Alors qu’un dialogue interlibyen a commencé mercredi 26 février à Genève, les bombardements menés par Khalifa Haftar obligent les Libyens à se déplacer de plus en plus nombreux vers le centre de Tripoli
Un Libyen près d’une voiture endommagée par l’explosion d’une roquette, dans le quartier d’al-Hadba al-Badri, au sud de Tripoli, le 28 janvier 2020 (AFP)
Par Hussein Eddeb à TRIPOLI, Libye

Banlieue sud de Tripoli. Il fait nuit. La maison d’Omar* tremble tandis que les obus tombent tout autour. Lorsque les neuf membres de sa famille se réveillent le matin, ils découvrent les traces des raids de la nuit.
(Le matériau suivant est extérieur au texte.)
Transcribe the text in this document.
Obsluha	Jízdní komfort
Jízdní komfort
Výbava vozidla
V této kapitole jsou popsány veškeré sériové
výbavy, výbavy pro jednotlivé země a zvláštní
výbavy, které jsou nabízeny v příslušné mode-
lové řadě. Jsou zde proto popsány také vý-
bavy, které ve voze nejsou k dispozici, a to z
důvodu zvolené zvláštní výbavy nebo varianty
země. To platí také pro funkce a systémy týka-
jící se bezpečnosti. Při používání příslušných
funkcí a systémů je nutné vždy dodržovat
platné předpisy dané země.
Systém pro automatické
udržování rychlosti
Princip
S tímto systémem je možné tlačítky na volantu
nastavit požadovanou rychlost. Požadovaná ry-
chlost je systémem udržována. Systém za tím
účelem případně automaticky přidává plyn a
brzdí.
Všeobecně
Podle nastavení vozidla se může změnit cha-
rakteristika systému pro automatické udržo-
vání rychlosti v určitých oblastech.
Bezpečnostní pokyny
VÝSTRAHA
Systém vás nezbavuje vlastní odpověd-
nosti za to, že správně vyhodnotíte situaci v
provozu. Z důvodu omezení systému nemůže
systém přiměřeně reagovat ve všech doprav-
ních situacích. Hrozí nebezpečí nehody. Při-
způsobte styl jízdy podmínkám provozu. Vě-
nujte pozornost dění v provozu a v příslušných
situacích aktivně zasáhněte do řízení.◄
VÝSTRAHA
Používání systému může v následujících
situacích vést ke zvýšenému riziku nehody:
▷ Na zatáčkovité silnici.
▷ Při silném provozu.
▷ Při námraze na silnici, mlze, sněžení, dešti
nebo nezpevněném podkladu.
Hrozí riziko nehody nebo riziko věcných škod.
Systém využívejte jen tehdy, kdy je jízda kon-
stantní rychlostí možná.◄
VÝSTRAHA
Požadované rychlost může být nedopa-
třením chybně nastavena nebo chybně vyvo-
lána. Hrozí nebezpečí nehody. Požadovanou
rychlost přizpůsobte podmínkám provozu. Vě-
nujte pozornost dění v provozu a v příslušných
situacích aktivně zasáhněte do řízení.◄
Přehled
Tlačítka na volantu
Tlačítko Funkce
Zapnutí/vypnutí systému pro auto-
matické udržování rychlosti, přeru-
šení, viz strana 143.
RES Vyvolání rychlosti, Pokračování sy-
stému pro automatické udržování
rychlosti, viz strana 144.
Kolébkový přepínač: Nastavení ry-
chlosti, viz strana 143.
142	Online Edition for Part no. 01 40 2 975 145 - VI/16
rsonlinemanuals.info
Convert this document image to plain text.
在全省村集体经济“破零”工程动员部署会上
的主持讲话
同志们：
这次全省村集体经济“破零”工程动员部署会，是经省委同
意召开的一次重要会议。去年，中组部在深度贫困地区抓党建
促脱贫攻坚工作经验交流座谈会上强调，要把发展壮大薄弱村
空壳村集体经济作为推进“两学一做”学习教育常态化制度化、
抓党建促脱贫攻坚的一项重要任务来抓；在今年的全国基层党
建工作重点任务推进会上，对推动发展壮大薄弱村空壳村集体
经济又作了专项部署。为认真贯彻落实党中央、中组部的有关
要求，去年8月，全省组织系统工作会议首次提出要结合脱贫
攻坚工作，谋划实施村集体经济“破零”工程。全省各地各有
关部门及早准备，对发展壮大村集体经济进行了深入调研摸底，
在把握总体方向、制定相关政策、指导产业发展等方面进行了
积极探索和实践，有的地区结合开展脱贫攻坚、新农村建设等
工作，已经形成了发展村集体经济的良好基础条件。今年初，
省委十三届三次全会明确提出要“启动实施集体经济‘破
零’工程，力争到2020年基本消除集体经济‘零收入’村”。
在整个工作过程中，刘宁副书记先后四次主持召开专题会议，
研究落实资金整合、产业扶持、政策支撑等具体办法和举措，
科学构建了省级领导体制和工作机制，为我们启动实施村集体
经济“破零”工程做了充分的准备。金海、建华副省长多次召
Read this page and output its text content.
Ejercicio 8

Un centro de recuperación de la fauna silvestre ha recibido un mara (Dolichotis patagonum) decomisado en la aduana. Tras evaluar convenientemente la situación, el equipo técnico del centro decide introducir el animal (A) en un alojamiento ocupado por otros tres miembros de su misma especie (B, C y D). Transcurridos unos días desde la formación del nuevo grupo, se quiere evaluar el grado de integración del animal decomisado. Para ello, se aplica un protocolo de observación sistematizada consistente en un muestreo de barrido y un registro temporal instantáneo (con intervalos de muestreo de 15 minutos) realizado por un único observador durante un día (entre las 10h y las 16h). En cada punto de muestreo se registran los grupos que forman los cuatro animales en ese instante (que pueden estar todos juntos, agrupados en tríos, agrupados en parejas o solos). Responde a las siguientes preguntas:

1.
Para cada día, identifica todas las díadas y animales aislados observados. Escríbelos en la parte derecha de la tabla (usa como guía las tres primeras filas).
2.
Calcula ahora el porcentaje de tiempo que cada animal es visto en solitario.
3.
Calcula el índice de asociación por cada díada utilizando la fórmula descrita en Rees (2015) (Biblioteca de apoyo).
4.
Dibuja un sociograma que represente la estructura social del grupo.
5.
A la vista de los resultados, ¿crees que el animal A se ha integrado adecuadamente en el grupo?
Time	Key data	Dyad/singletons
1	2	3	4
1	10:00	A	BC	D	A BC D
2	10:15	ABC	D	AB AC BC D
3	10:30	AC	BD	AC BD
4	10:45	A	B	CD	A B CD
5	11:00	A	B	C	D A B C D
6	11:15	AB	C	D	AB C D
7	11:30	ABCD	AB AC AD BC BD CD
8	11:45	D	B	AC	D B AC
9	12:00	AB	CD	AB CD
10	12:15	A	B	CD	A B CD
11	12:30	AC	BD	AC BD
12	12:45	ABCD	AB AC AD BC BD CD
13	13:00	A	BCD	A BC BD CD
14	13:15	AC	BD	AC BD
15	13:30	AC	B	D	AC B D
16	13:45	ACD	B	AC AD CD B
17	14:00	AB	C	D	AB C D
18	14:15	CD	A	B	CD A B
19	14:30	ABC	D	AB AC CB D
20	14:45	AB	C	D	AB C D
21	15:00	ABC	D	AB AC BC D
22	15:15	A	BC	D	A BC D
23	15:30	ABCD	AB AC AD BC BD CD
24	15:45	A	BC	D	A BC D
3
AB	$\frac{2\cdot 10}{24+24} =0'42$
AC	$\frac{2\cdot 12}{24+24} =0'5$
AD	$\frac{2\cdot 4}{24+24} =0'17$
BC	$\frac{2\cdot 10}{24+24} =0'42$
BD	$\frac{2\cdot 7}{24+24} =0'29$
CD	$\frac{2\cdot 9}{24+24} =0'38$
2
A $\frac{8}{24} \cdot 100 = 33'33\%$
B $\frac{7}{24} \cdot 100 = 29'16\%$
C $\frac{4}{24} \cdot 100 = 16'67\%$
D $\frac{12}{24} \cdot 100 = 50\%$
« Souvent, on trouve des éclats d’obus dans les murs extérieurs de la maison », rapporte, inquiet, à Middle East Eye ce fonctionnaire de 37 ans, depuis son bureau.

Lorsque l’Armée nationale libyenne (ANL) du commandant Khalifa Haftar a commencé à avancer sur Tripoli en avril, les Libyens qui fuyaient l’offensive ont cherché refuge dans les quartiers sud de la capitale.

« Puisque la guerre s’éternise, nous avons décidé de chercher un abri à louer ailleurs »

- Mohammed, père de quatre enfants

De nombreux habitants des zones touchées au départ prédisaient une courte flambée de violence et des affrontements temporaires, comme cela avait été le cas auparavant.

Persuadées qu’elles rentreraient chez elles sous peu, des centaines de personnes ont temporairement trouvé refuge dans les zones résidentielles autour des routes d’Ibn al-Nafees et d’al-Shouk, dans le sud de Tripoli, où les loyers étaient abordables et les écoles pour leurs enfants accessibles.

Aujourd’hui, ces mêmes quartiers se retrouvent sur le front, tandis que l’ANL tente d’arracher le contrôle au Gouvernement d’union nationale (GNA) reconnu par l’ONU, provoquant le déplacement d’encore plus de personnes vers le centre de la ville.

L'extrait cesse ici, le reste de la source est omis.